Golf legend Jack Nicklaus, who had the star power of Tiger Woods a generation ago, would receive a congressional gold medal under terms of a bill, H.R. 4040, introduced earlier this year and passed April 16 in the House of Representatives. Sponsored by Rep. Joe Baca, D-Calif., and with the support of 341 co-sponsors, the measure now is before the Senate.
Both the House and Senate, and President Obama, must approve the measure before it becomes law. After that, a gold medal would be struck as a gift of Congress and bronze duplicates would be available to collectors willing to buy it from the Mint. Right now, it is off to the Senate for consideration.
The “Golden Bear,” as Nicklaus was often referred to, amassed 118 victories in professional gold competition, including 18 professional major-championship titles.

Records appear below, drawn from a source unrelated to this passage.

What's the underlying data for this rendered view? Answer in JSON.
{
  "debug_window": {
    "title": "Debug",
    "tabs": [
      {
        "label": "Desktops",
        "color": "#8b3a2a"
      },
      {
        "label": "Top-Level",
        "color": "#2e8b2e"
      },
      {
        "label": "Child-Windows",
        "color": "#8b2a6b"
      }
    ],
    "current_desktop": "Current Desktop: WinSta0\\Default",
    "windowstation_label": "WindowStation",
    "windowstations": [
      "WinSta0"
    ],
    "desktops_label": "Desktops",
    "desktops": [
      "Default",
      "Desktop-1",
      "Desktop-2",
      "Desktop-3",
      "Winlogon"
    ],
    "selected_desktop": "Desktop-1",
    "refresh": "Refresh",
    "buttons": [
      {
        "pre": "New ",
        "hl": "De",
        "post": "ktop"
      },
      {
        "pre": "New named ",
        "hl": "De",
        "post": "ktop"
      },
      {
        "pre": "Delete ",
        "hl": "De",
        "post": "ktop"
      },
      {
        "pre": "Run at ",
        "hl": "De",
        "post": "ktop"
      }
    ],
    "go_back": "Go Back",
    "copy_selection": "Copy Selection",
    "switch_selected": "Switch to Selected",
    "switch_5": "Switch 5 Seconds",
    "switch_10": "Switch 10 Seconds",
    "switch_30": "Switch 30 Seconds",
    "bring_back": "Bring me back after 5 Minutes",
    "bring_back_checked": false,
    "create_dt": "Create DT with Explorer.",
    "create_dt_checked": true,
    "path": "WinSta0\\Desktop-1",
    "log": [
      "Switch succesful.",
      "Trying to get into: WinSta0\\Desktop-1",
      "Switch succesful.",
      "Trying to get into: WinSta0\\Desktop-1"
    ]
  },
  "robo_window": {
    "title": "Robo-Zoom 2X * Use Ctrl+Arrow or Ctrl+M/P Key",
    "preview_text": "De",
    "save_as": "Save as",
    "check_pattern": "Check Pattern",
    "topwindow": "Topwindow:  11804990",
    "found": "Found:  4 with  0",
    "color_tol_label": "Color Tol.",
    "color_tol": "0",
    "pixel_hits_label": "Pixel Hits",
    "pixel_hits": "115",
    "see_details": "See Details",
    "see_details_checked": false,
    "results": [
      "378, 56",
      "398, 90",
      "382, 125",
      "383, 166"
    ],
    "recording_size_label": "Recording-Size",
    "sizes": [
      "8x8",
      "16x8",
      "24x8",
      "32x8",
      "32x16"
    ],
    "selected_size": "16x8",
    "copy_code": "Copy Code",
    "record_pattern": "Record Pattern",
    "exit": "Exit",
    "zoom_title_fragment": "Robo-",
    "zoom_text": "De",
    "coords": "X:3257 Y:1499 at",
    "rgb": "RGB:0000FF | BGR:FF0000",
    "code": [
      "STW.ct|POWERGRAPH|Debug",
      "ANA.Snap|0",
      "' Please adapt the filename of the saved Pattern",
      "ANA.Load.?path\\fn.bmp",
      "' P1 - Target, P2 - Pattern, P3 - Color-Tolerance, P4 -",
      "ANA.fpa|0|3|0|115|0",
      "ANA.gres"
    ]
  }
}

He is the only player in golf history to have won each major championship at least three times and is the only player to complete a career Grand Slam on the regular and senior tours.
Starting in the 108th Congress in 2003, Arnold Palmer a frequent golfing companion of Nicklaus, was nominated for a congressional gold medal. Palmer’s gold medal was approved on Sept, 30, 2009, with the passage of Public Law 111-65.
Byron Nelson, the legendary golf figure of the 1940s is also the recipient of a congressional gold medal recognizing his achievements on the links. Tiger Woods has had the bill introduced in six different Congresses, but no action has yet been taken.
The vote on the measure was almost unanimous; four members of the House voted against it, not because of a dislike for Nicklaus (whom they all conceded was a legendary golfer), but to save the $30,000 in costs that are appropriated to create and strike the medal.